Tips for Watering Cherry Trees
When planting a new cherry tree, it is important to understand cherry water needs to get the tree off to a good start. Prepare the site with soil amendments to ensure the soil drains well but will not be too dry.
After planting, watering cherry trees properly their first year is extremely important. They should be watered the first week every other day, deeply; the second week, they can be watered deeply 2-3 times; and after the second week, water cherry trees thoroughly once a week for the rest of the first season.
Adjust watering as needed in times of drought or heavy rainfall. Keeping weeds pulled around the base of cherry trees will help ensure that the roots get the water, not the weeds. Putting mulch, like wood chips, around the cherry tree root zone will also help retain soil moisture.

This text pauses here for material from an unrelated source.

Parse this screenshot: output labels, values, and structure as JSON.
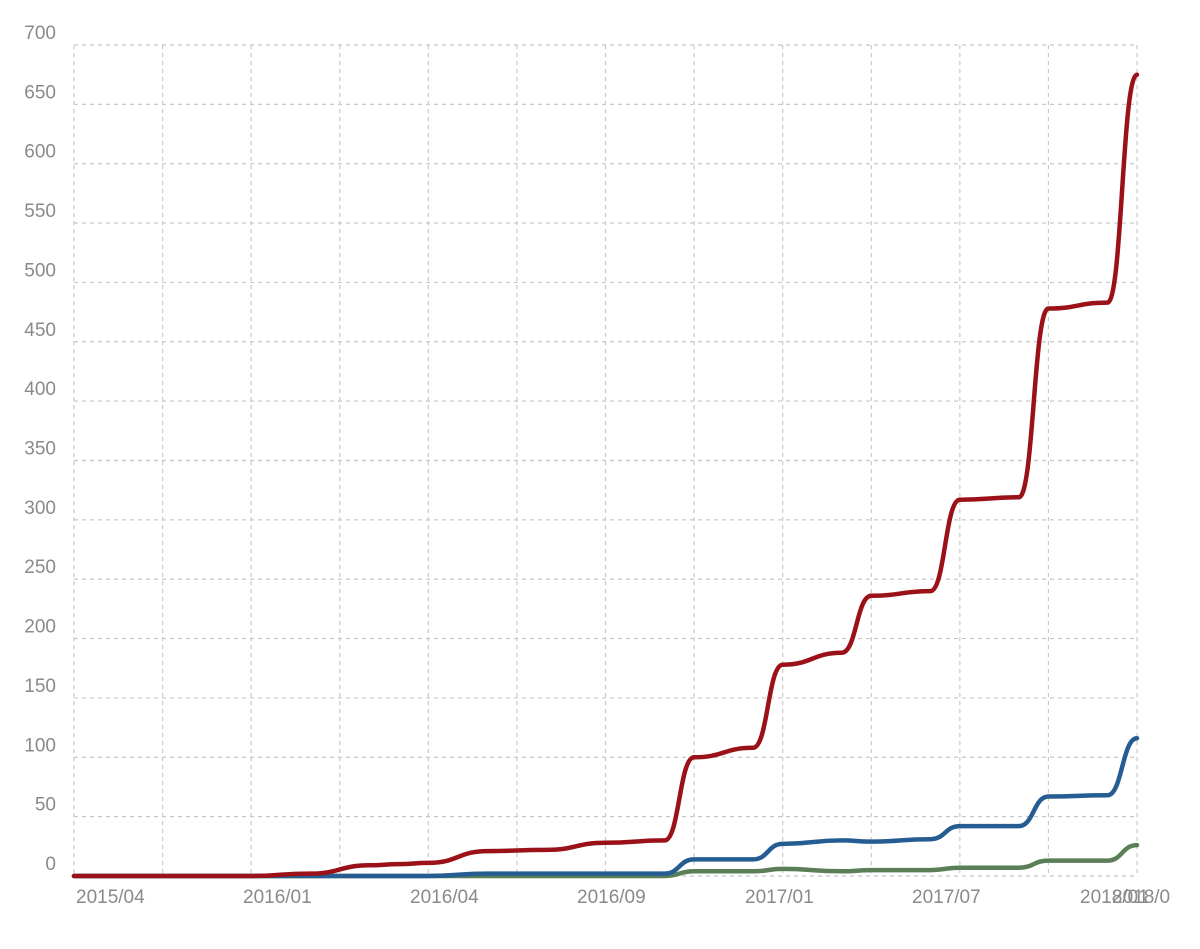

Established cherry trees rarely need to be watered. In your region, if you receive at least an inch (2.5 cm.) of rain every 10 days, your cherry trees should be receiving adequate water. However, in times of drought, it is important to provide them with some extra water. The best way to do this is to place the hose end directly on the soil above the root zone, then let the water run at a slow trickle or light stream for about 20 minutes.
Make sure all the soil around the root zone is thoroughly wet. You can also use a soaker hose. The slow stream of water gives the roots time to soak up the water and prevents wasted water from runoff. If drought persists, repeat this process every 7-10 days.